Snow sticking to the leading edge is sometimes called “impact snow” because those flakes have impacted the leading edge. That’s caused by the stagnation point.

Airflow over the wings and tail, logically enough, divides at the leading edges. But there is a small zone called the stagnation point where a small amount of the airflow impacts the leading edge instead of flowing over or under the surface.

As an aside, it is the existence of the stagnation point that allowed the brilliant Leonard Greene, founder of Safe Flight Instruments, to create the leading edge lift detector vane that is the stall warning system in hundreds of thousands of airplanes. In the 1940s, Greene realized the stagnation point on the leading edge moved up and down in direct correlation with angle of attack. His vane moves up and down with the stagnation point and sounds the alert when AOA nears the stalling angle.

It is along the stagnation point—really a small zone—that some snow flakes impact the leading edge and stick because of impact. The snow flakes can pile up to form a thin ridge that, at first, may look like airframe icing. In many airplanes there are other areas on the airframe, often on corners of the windshield, where there is a stagnation point and snow can stick.

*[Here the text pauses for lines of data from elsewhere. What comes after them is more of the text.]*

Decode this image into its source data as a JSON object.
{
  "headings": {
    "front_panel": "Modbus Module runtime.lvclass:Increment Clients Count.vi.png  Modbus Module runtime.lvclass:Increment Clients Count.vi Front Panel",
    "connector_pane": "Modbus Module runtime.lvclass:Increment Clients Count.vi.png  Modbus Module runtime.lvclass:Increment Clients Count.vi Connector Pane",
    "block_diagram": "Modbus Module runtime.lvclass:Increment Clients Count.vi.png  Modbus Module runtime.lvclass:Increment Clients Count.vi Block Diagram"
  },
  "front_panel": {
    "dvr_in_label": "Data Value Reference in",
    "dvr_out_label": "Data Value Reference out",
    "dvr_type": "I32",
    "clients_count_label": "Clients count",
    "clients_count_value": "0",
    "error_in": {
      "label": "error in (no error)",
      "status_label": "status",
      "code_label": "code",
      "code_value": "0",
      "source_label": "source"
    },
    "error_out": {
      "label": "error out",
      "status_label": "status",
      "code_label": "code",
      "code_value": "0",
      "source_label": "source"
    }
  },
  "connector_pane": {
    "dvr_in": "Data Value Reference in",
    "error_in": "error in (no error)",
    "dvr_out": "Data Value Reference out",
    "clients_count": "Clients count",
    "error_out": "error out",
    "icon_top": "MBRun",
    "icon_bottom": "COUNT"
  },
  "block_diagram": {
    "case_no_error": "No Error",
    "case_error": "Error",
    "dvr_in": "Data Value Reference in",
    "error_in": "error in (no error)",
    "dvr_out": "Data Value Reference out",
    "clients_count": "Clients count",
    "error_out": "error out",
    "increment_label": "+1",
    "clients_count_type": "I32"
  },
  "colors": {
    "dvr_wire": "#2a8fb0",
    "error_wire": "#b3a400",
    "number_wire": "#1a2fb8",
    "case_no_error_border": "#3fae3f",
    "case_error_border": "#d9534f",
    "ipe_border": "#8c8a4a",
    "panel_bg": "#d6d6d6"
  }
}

Sometimes it’s easier to see ice on small objects like OAT gauges than wings.

Is it snow or airframe icing?

One sign of impact snow is color. The strip of snow will be white. That is particularly noticeable in airplanes with dark colored leading edges. Airframe icing will be either rough and milky colored if rime, or clear and smooth if clear icing.

Another way to know if you’re seeing snow or icing build up is to look at some visible small protrusion on the airframe. If you can see your OAT temperature probe, for example. Or the glare shields that many airplanes have to prevent the strobes and nav lights from reflecting back toward the cockpit.

A small object is an excellent icing accumulator, but not good at collecting impact snow. If you can see some small object and it’s not showing buildup, you’re looking at impact snow on the leading edges.

Will impact snow change to airframe icing?

Icing forecasts and airmets are particularly useless because if there is cold air and moisture, icing is always possible. So a forecast of a “chance” of icing is both accurate and useless.

If you’ve flown much IFR you have experienced a takeoff in rain followed by a climb into below freezing air and snow without any airframe ice at all during the liquid-to-frozen moisture transition. That seems impossible, but it’s really pretty common. The reason is the absence of a force to quickly lift liquid moisture into cold air without freezing it into snow.

Convective activity is a good lifting force to carry liquid moisture into cold air to create the threat of icing. You don’t need a thunderstorm to have enough convection to do the job. If the clouds are bumpy and look billowy before you fly into them, icing is probably more likely than snow.

There are also mechanical lifting forces, such as wind blowing over mountain ridges, that can carry liquid droplets up into below freezing air.

Another factor to consider—and this was a Richard Collins favorite—is the source of the moisture that is making the clouds. If you are flying ahead of a front, or on the south side of a low pressure system, the moisture is being recently ingested and could still be liquid. Behind the front the cold air has had time to freeze the moisture. To the north of a low the moisture has traveled a long way around the counterclockwise circulation and has had plenty of time to freeze.

Though airframe ice can form at any temperature below freezing, it’s uncommon at temperatures significantly below freezing. If it’s cold outside, and you see snowflakes whizzing past, you can be pretty sure that white stripe on the leading edge is impact snow, not ice.

And when it’s impact snow, it’s not a threat. The dynamics of the stagnation point will limit the size of the snow accumulation so it’s not a threat to disrupt airflow changing the performance of the airfoil or adding significant drag.

A white stripe on the leading edge will be alarming in a cold cloud, but before you head for the exits decide if it’s icing that requires immediate change in altitude or course, or impact snow that won’t matter at all.